7. What is the impact of implied volatility on neutral options strategies?

Here is how implied volatility (IV) affects neutral options strategies:

High IV translates to inflated option premiums, resulting in potentially larger profits if the strategy plays out successfully.
High IV leads to higher option prices, requiring a larger initial investment and eating into potential gains.
High IV can expand the range of potential price movements, impacting the risk/reward profile of neutral options strategies.

8. How do traders adjust neutral options strategies to changes?

Traders can adjust neutral options strategies in several ways to keep pace with evolving market conditions, some of which include:

Extend the duration of a strategy to later expiration dates, allowing more time for the market to move within the desired range.
Adjust strike prices to better align with the current market conditions or create a wider range for potential profits.
Modify the number of options in each leg of your spread to adjust risk and potential reward.
Close existing positions and open new ones with modified parameters to better align with market shifts.

9. What are some common mistakes to avoid in neutral options strategies?

Avoid these common mistakes while implementing neutral options strategies:

Misjudging the impact of implied volatility on options pricing and potential returns.
Poor risk management, such as not setting stop-loss orders or failing to adjust positions when needed.
Not continuously monitoring the positions and adjusting them.
Relying only on a single neutral options strategy.
Trading options of illiquid stocks.
Entering or exiting options trades at the wrong time.
Panic-sell or hold onto losing positions based on gut feelings.
Picking the wrong strike price and expiration date.

10. What is the impact of economic indicators on neutral options strategies?

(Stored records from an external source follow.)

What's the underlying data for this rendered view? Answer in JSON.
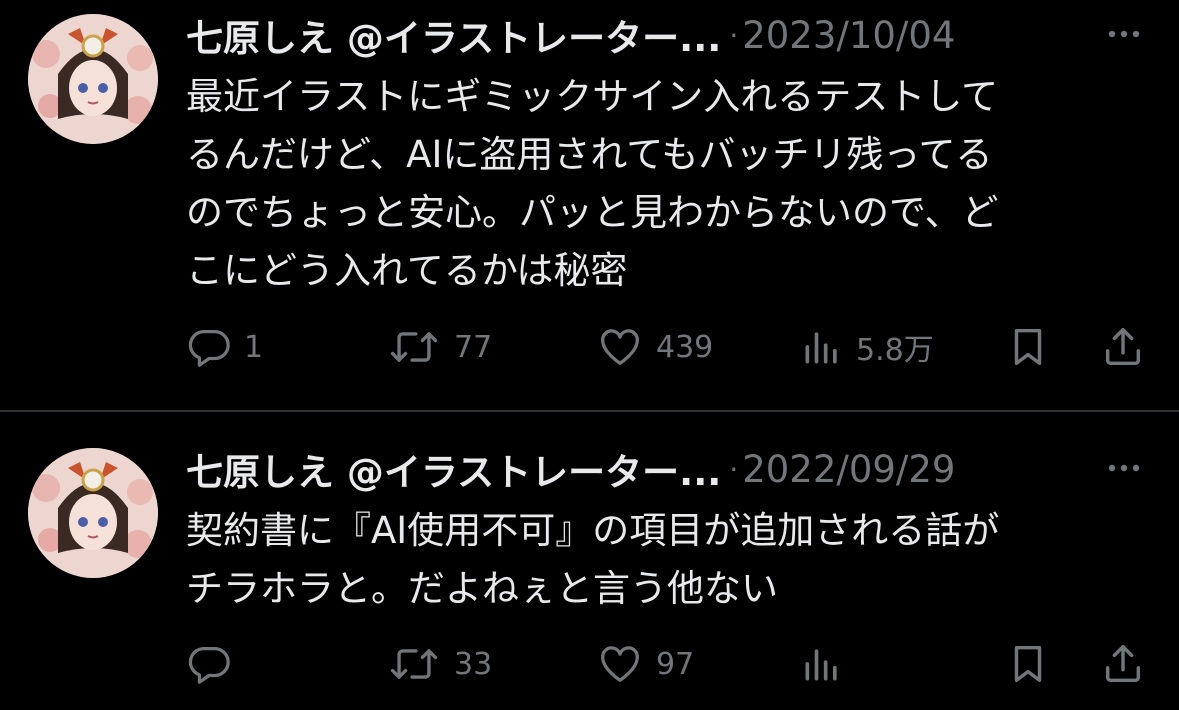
{
  "tweets": [
    {
      "author": "七原しえ @イラストレーター...",
      "separator": "·",
      "date": "2023/10/04",
      "text_lines": [
        "最近イラストにギミックサイン入れるテストして",
        "るんだけど、AIに盗用されてもバッチリ残ってる",
        "のでちょっと安心。パッと見わからないので、ど",
        "こにどう入れてるかは秘密"
      ],
      "replies": "1",
      "reposts": "77",
      "likes": "439",
      "views": "5.8万"
    },
    {
      "author": "七原しえ @イラストレーター...",
      "separator": "·",
      "date": "2022/09/29",
      "text_lines": [
        "契約書に『AI使用不可』の項目が追加される話が",
        "チラホラと。だよねぇと言う他ない"
      ],
      "replies": "",
      "reposts": "33",
      "likes": "97",
      "views": ""
    }
  ],
  "icons": [
    "avatar",
    "more-icon",
    "reply-icon",
    "repost-icon",
    "like-icon",
    "views-icon",
    "bookmark-icon",
    "share-icon"
  ],
  "colors": {
    "background": "#000000",
    "text": "#e7e9ea",
    "secondary": "#71767b",
    "divider": "#2f3336"
  }
}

While neutral options strategies are direction-agnostic, economic indicators can still influence them:

Volatility: High stock price volatility due to inflation, GDP, and interest rates benefits neutral strategies as they profit from price swings in either direction.
Trading sentiment: Unexpected economic news might trigger early selling/buying, affecting your planned profit timeline, or even leading to losses.
Hedging effectiveness: If you use neutral options for hedging, their efficacy depends on how the economic indicator affects the stock. For instance, a positive indicator might counterbalance the hedge’s protection.